Serving a Good Meal – Pastor’s Reflection

Serving a Good Meal – Pastor’s Reflection

An Italian cookbook gave me a crucial insight into ministry. The author pointed out that a successful meal features a harmonious succession of flavors and avoids either a discordant multiplicity of tastes or the dominance of one. That insight gets up from the dining table as wisdom for making people comfortable and keeping them engaged.

I have come to see the life of the parish, and each Mass, as a meal at which we would like people to sit down, be comfortable, and engage. What makes for a good diner makes for a true worshipper, delighted in receiving, responsive in thanks and praise, undefended in conversation (with God and with neighbor). Each parish event, and the whole life of the parish community, demands to be crafted as an experience for people, and someone needs to be tasked with viewing it as a whole and keeping its balance, and hence its flavor.

I feel that charge falls to me and I take it very seriously.

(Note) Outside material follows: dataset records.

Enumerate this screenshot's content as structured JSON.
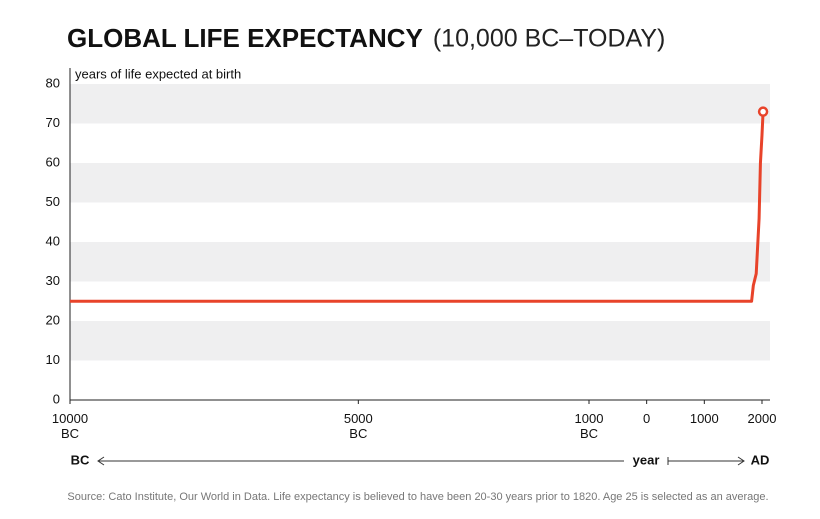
{
  "chart_data": {
    "type": "line",
    "title": "GLOBAL LIFE EXPECTANCY",
    "subtitle": "(10,000 BC–TODAY)",
    "y_label": "years of life expected at birth",
    "x_axis_left": "BC",
    "x_label": "year",
    "x_axis_right": "AD",
    "source": "Source: Cato Institute, Our World in Data. Life expectancy is believed to have been 20-30 years prior to 1820. Age 25 is selected as an average.",
    "x": [
      -10000,
      1820,
      1850,
      1900,
      1950,
      1973,
      2000,
      2019
    ],
    "series": [
      {
        "color": "#e8432a",
        "values": [
          25,
          25,
          29,
          32,
          46,
          60,
          67,
          73
        ]
      }
    ],
    "xlim": [
      -10000,
      2139
    ],
    "ylim": [
      0,
      80
    ],
    "xticks": [
      {
        "value": -10000,
        "label": "10000\nBC"
      },
      {
        "value": -5000,
        "label": "5000\nBC"
      },
      {
        "value": -1000,
        "label": "1000\nBC"
      },
      0,
      1000,
      2000
    ],
    "yticks": [
      0,
      10,
      20,
      30,
      40,
      50,
      60,
      70,
      80
    ],
    "grid": "bands"
  }
}
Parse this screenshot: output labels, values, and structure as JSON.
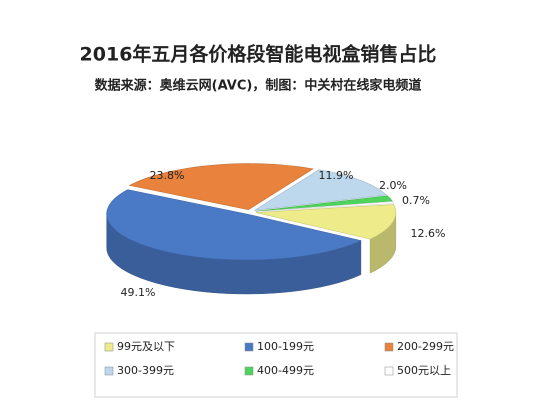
{
  "chart_data": {
    "type": "pie3d",
    "title": "2016年五月各价格段智能电视盒销售占比",
    "subtitle": "数据来源：奥维云网(AVC)，制图：中关村在线家电频道",
    "categories": [
      "99元及以下",
      "100-199元",
      "200-299元",
      "300-399元",
      "400-499元",
      "500元以上"
    ],
    "values": [
      12.6,
      49.1,
      23.8,
      11.9,
      2.0,
      0.7
    ],
    "value_labels": [
      "12.6%",
      "49.1%",
      "23.8%",
      "11.9%",
      "2.0%",
      "0.7%"
    ],
    "colors": [
      "#eeec8a",
      "#4a79c6",
      "#e8823c",
      "#bdd8ec",
      "#4ed45c",
      "#ffffff"
    ]
  }
}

When I perceive that a Mass has a proper balance of elements nothing rivals my serenity, and when an element breaks the equilibrium I feel like a cook who must serve a dish, knowing there is too much salt in it. At such a moment I taste frustration, even if the guests overlook what lands maladroitly on their palates.

If every dish needs salt and pepper, every liturgy needs information. Since the Parish gathers at Mass, Mass becomes a moment to inform the parish about its life. So we use the bulletin, the announcements, posters, and signs to grab and hold the attention of congregants. But if too much salt ruins a dish, too much information drowns out the other flavors of worship. When we over-tell people about everything, they remember nothing. In my years of pastoring I have erred in both directions. Important events were undersubscribed because people were not told of them, and sometimes people did not come because they had been told too often, in too many media.

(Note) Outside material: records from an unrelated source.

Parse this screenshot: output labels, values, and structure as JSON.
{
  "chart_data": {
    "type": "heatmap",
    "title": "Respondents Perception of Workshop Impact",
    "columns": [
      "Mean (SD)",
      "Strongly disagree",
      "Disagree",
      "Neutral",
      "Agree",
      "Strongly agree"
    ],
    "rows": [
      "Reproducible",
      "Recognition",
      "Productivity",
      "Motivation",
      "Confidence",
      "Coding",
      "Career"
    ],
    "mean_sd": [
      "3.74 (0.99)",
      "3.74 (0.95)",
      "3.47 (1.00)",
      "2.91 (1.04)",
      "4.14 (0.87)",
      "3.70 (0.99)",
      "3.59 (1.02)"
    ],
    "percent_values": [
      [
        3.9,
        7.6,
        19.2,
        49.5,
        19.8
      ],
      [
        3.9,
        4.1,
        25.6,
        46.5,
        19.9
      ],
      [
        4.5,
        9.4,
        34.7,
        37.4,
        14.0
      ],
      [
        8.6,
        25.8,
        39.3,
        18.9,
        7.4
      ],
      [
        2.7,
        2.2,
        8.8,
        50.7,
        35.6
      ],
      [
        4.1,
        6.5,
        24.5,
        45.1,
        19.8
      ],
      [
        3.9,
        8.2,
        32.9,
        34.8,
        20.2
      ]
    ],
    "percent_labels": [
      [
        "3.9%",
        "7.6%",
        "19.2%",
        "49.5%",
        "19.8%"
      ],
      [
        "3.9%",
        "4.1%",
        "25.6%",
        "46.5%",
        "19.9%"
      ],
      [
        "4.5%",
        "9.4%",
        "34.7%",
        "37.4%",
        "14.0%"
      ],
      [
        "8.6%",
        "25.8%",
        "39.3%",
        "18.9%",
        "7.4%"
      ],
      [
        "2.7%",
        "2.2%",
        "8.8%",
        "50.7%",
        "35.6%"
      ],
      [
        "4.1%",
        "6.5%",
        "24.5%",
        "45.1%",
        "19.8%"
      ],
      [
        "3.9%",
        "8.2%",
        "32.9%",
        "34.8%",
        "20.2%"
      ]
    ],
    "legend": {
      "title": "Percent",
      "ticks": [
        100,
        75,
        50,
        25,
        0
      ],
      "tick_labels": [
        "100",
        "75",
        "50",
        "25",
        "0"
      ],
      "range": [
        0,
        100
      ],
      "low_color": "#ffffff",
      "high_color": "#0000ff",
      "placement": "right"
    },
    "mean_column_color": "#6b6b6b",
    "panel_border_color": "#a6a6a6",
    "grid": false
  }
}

So this Sunday we offer a new strategy for conveying information about ourselves, geared to getting the word out and to minimizing verbiage at Mass.

This Sunday we are presenting our first Parish Handbook. We hope it successfully welcomes newcomers to our midst, helps regulars plan their parish year, and invites others into our community. To have an overview of a parish like ours adds a level of understanding and makes for informed participation.

The Handbook pulls a great deal of introductory information out of the Weekly Parish Bulletin. So this will now come to you in a new format that allows more presentation of current happenings. It will also include prayer intentions for the week that will keep you connected to the feasts and concerns of the moment and prepare you for the Sunday ahead.

Because of the comprehensive invitation to prayer in the bulletin, we hope to shorten the petitions we use at Mass.

We think parishioners and regular visitors have become used to taking a worship leaflet as they arrive for Mass. These will now feature on the front cover the information you need for that Mass, such as second collections, Food Sunday, guest preachers, etc. We hope this will shorten pulpit announcements.

These changes come to you courtesy of a sustained collaboration by many parishioners and parish staff. As I say in my introduction to the Handbook, I think this is the most lovely feature of the book and the strategy. I hope you will share my gratitude at the dedication and talent that supports this life we share.

I hope that the handbook and bulletin can become means of evangelization; allowing us to make a healthful and balanced presentation of ourselves. When people read these pages may they recognize that the Gospel is where we get our flavor.